Why I Stopped Writing for Free 1

The ongoing debate about writing for free on various websites has been fascinating. I have a personal stake in the matter: I have written for free for a number of various high-profile websites (CNN, Salon, the Atlantic, Foreign Policy, Reuters, The Hill, The New York Times), and I’ve been paid to write for others (I am paid for my weekly column for PBS, for example).

At a basic level, I think the debate has focused far too much on one publication, The Atlantic. I have had a warm, constructive relationship with the editors there. Each one I’ve worked with has applied a sober eye for newsworthiness, and when they’ve cut up and offered substantive changes to my writing it’s been for the better. They are very good at what they do.

They also didn’t pay me. I accepted this arrangement willingly: when I worked for the American Security Project, part of my job was getting out our analysis, and our institutional perspective. ASP paid my salary, and ASP approved of my using my working hours to contribute to these websites. They bragged of it, in fact. So while these websites (and it’s important to keep that plural – The Atlantic is hardly the worst offender here) did not directly pay me, I was still compensated for my time by my salary at my think tank.

Not everyone has that luxury. And as I’ve moved on from ASP, I’ve also moved on from being willing to write for free. If you have paid close attention recently, then you’ve noticed the pace of my published writing has decreased significantly. That is what only writing for free does. It limits the available work. That’s life.

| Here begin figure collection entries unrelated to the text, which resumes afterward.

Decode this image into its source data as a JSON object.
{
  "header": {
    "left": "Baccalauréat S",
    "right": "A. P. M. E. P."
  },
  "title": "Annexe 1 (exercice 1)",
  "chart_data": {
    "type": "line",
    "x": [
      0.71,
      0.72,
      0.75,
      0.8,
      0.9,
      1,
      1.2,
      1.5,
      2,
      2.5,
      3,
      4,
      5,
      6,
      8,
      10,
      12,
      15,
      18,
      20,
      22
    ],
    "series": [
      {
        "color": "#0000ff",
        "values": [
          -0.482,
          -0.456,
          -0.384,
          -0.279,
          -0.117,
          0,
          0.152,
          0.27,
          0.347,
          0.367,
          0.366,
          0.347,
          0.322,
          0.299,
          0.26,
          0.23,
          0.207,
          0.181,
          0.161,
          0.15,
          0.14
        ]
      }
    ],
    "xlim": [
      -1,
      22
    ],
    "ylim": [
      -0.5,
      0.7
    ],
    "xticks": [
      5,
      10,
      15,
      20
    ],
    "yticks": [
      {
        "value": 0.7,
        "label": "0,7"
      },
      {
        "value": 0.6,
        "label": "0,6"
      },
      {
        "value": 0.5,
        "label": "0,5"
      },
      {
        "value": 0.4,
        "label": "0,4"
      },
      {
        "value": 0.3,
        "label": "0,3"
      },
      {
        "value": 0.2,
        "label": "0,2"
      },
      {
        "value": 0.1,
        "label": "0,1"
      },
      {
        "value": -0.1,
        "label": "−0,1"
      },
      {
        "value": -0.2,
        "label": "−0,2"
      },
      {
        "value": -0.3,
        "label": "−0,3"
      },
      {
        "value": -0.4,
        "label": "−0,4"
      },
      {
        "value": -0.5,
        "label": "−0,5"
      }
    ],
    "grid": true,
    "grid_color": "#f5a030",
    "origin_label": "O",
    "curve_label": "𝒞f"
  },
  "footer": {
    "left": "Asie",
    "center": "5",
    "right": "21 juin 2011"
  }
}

I am not defending the practice of offering people the chance to write for free. And in fact, my experience since choosing only to write for money has been instructive: I now believe you should never write for free*. The only place I write for free is on my own blog, which I consider to be promotional material for paid writing work anyways (and a place to muse in an unstructured way that isn’t publishable anyway). But it’s on my terms. I do my own exposure, and for what I need, it mostly works.

Here’s the thing: if you value yourself, you should not write for free either. In hindsight, I was still getting a raw deal at The Atlantic. I wrote my weekly column for PBS during my time at ASP as well… and PBS paid me. Even though it was part of my job, PBS valued my writing and so they paid me for it. And I’ve honored them by writing for them first when I have an idea. Through years of this fruitful collaboration, they’ve earned first dibs on any writing idea I have, and it’s benefitted them greatly as well.

The Atlantic did not pay me, and as a result I did not write for them very often as I could have. It was their loss. When I did — contrary to their public insistence that freelancers don’t drive traffic — my pieces received hundreds of shares on Facebook and generated hundreds of comments. I’m not exaggerating, either: piece after piece generated substantial amounts of sharing activity the editors of any website would be thrilled to see.

I don’t harbor any anger toward the Atlantic for not paying me. I wrote for them knowing I wouldn’t get paid and if I’m honest: I have benefitted from the exposure they provided to me.

But that doesn’t make it right, or fair. In hindsight, I should have been paid for those pieces. I worked hard on them, they were substantive and more structured than a quick one-off blog post, and they generated a lot of discussion: they were everything a magazine should want on its website.

I’ve chosen to take this as a learning experience. People my age and younger are told, at length, that we must work for free for increasingly long periods of our 20s on the off chance that we might get paid later in life. This is a vicious lie.

The simple truth is: good writing is worth paying for. Bad writing is not. If no one will pay you for your writing, find someone who will. It may not be who you want. But it will have value.

I will not write for someone else for free ever again. I value my time and myself, and no one is entitled to either without paying me fairly for it. And I hope I can write for the Atlantic again soon… if they’re willing to pay me for it.

Let me end with this piece of advice: writers, if you do not like writing for free, then don’t. “Exposure,” though not without value, is not sufficient payment. You’ll get exposure whether you’re paid or not. So choose to get paid. Spend your time wisely, and for someone who will respect it by paying you for it.

*There are, of course, mitigating circumstances. Writing a quick blogpost for the New York Times, for example, was worth the exposure and addition to my CV, even though they didn’t pay me for that. They have, however, paid me for every op-ed I’ve published with them.